The first neutrinos were discovered in 1956, and they came from a nuclear reactor. Inside the atomic nucleus, a process called beta decay gives birth to reactor neutrinos.
Reactors are extremely effective for investigating neutrinos since they produce vast amounts of them and only have one flavor: electron antineutrinos. It’s critical to know exactly what you’re starting with when studying how hard-to-catch particles change.
Similar to accelerator experiments, reactor experiments can place their detectors at a variety of distances from the source—the reactor. Short-, middle-, and long-baseline experiments use detectors located at various distances to offer neutrinos varied opportunities to oscillate and provide crucial information about how neutrinos vary over time.
The process of fission inside a nuclear reactor eventually results in the generation of neutrinos via beta decay. When heavy materials like uranium or plutonium hit with particles, the atoms split up into lighter elements and undergo beta decay as they become more stable. Neutrinos are energy carriers, although they are not radioactive.
Neutrinos can be measured in a variety of ways, according to scientists. One of them is theta13, which is pronounced “theta one three.” Theta13 has a lot to do with how neutrinos interact, especially how two different types of neutrinos (mass states 1 and 3) interact. Experiments in reactors were crucial in determining theta13 and other mixing angles.

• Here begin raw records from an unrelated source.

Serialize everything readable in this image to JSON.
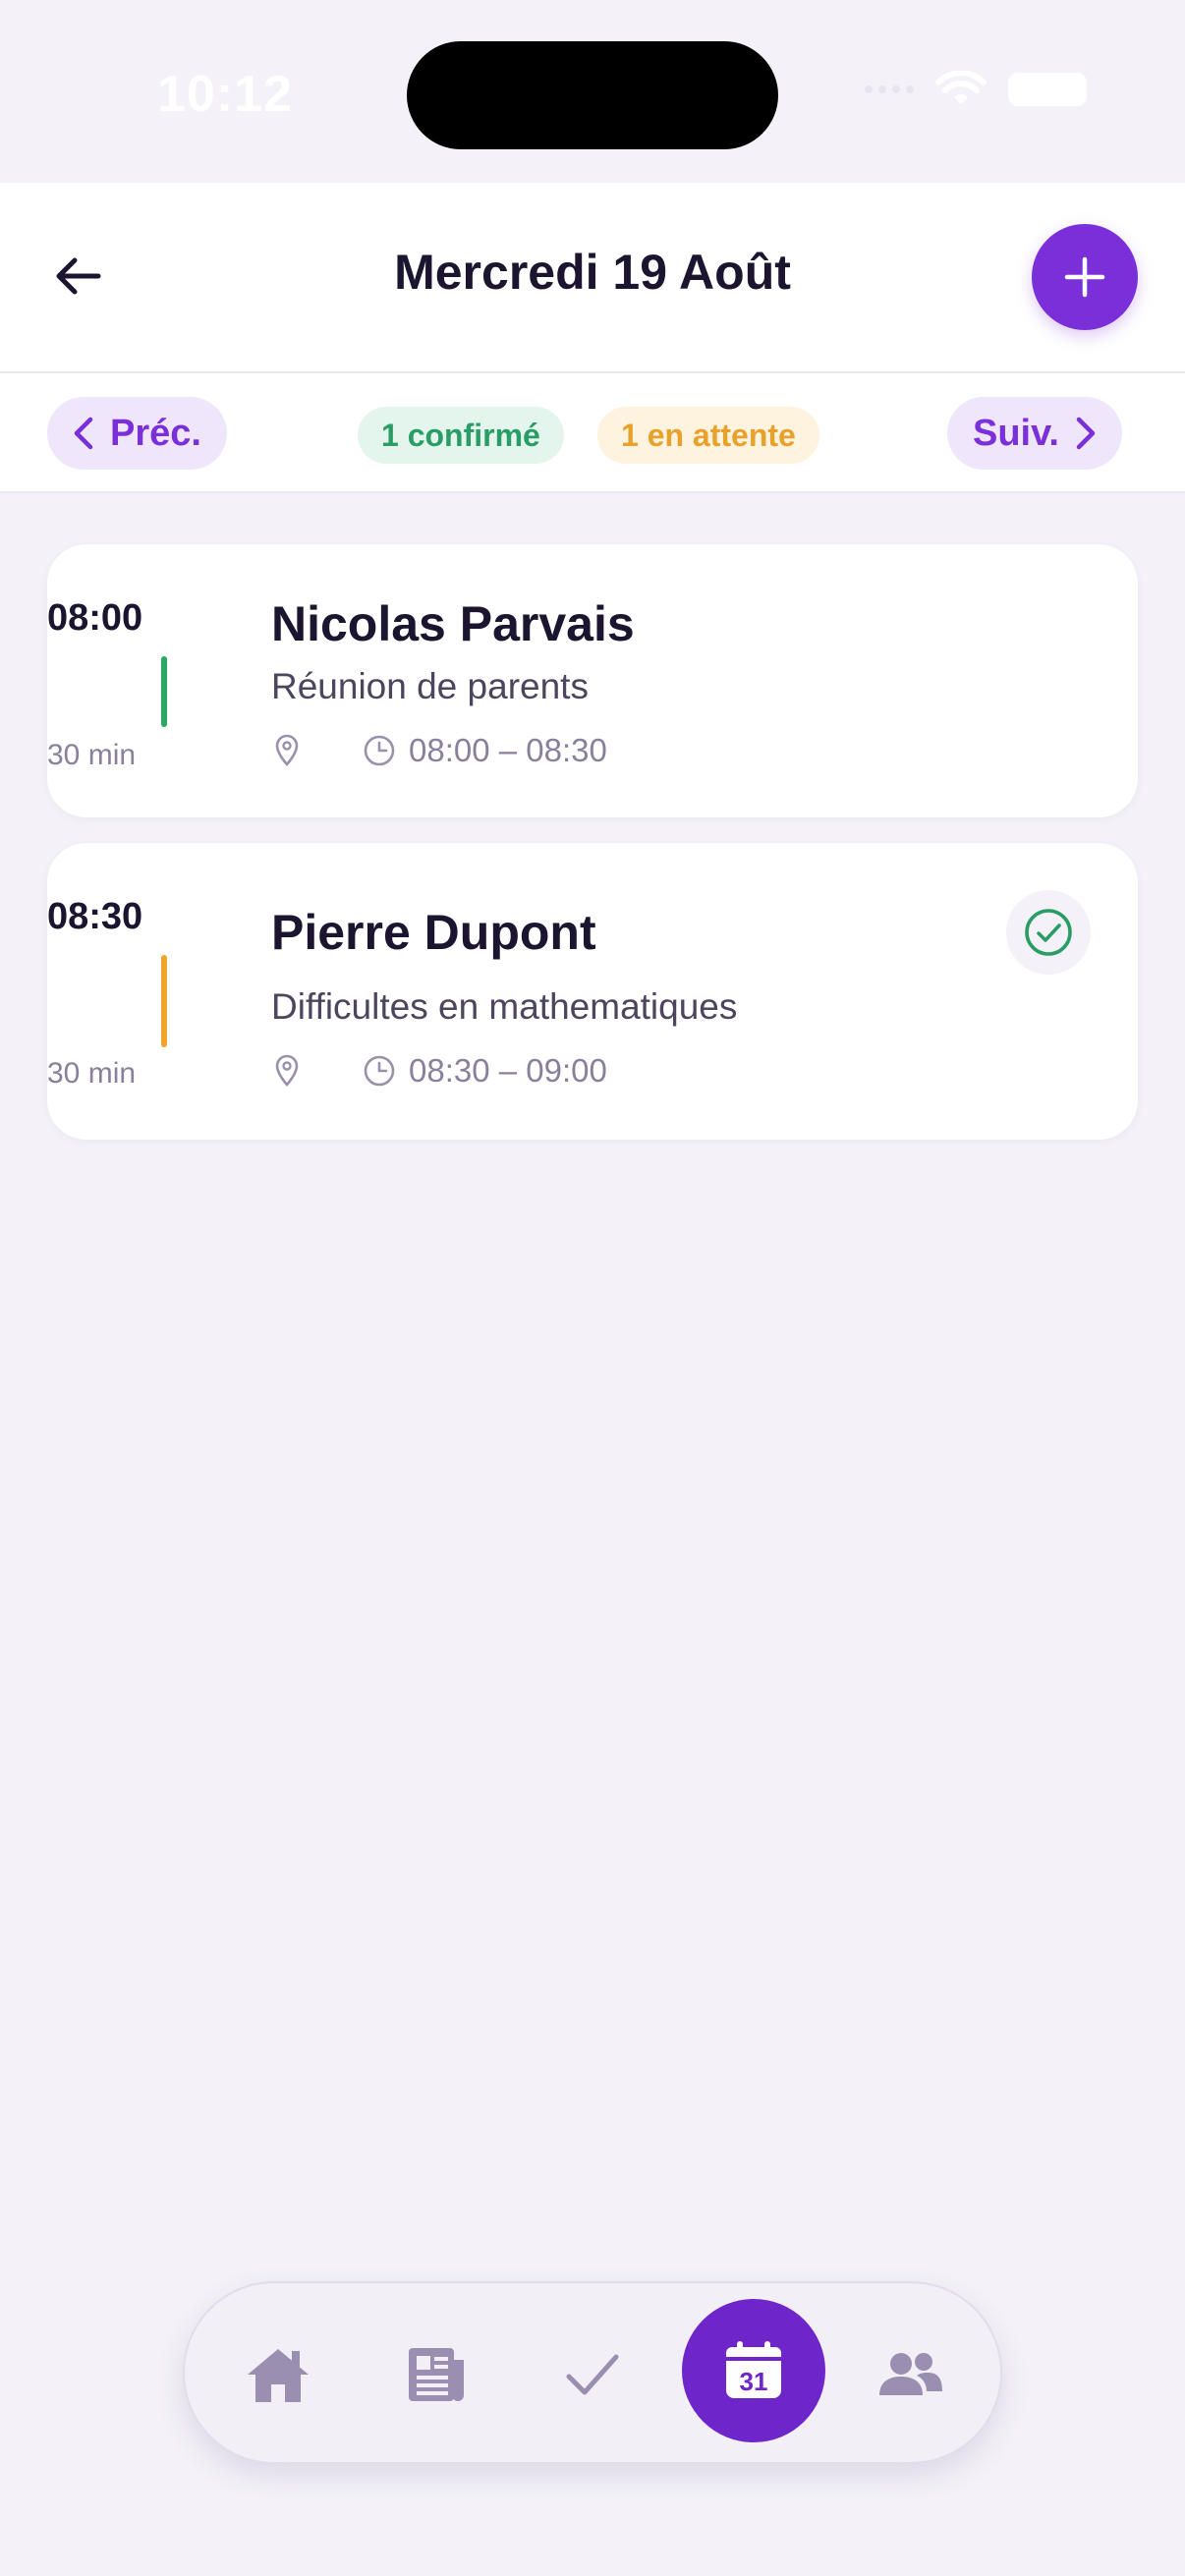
{
  "status_bar": {
    "time": "10:12"
  },
  "header": {
    "title": "Mercredi 19 Août"
  },
  "subnav": {
    "prev_label": "Préc.",
    "next_label": "Suiv.",
    "confirmed_badge": "1 confirmé",
    "pending_badge": "1 en attente"
  },
  "appointments": [
    {
      "start": "08:00",
      "duration": "30 min",
      "name": "Nicolas Parvais",
      "subject": "Réunion de parents",
      "range": "08:00 – 08:30",
      "status_color": "#2aa85f",
      "confirmed": false
    },
    {
      "start": "08:30",
      "duration": "30 min",
      "name": "Pierre Dupont",
      "subject": "Difficultes en mathematiques",
      "range": "08:30 – 09:00",
      "status_color": "#f0a42a",
      "confirmed": true
    }
  ],
  "tabbar": {
    "items": [
      "home-icon",
      "newspaper-icon",
      "check-icon",
      "calendar-icon",
      "people-icon"
    ],
    "active": "calendar-icon",
    "calendar_day": "31"
  },
  "colors": {
    "accent": "#7a2fd8",
    "confirmed": "#2a9d66",
    "pending": "#e8a22c"
  }
}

Nuclear reactor studies like Double Chooz, RENO, and the Daya Bay Reactor Neutrino Experiment provide the finest measurements of theta13. The amount of electron antineutrinos that vanish as they move from a close detector to a far detector, converting into other types, can be used to compute theta13.
Knowing numbers like theta13 can help us comprehend something fundamental about our universe. Finding accurate numbers allows scientists to search for asymmetries that may reveal previously unknown physics or provide answers to huge unanswered issues, such as why matter exists in the cosmos.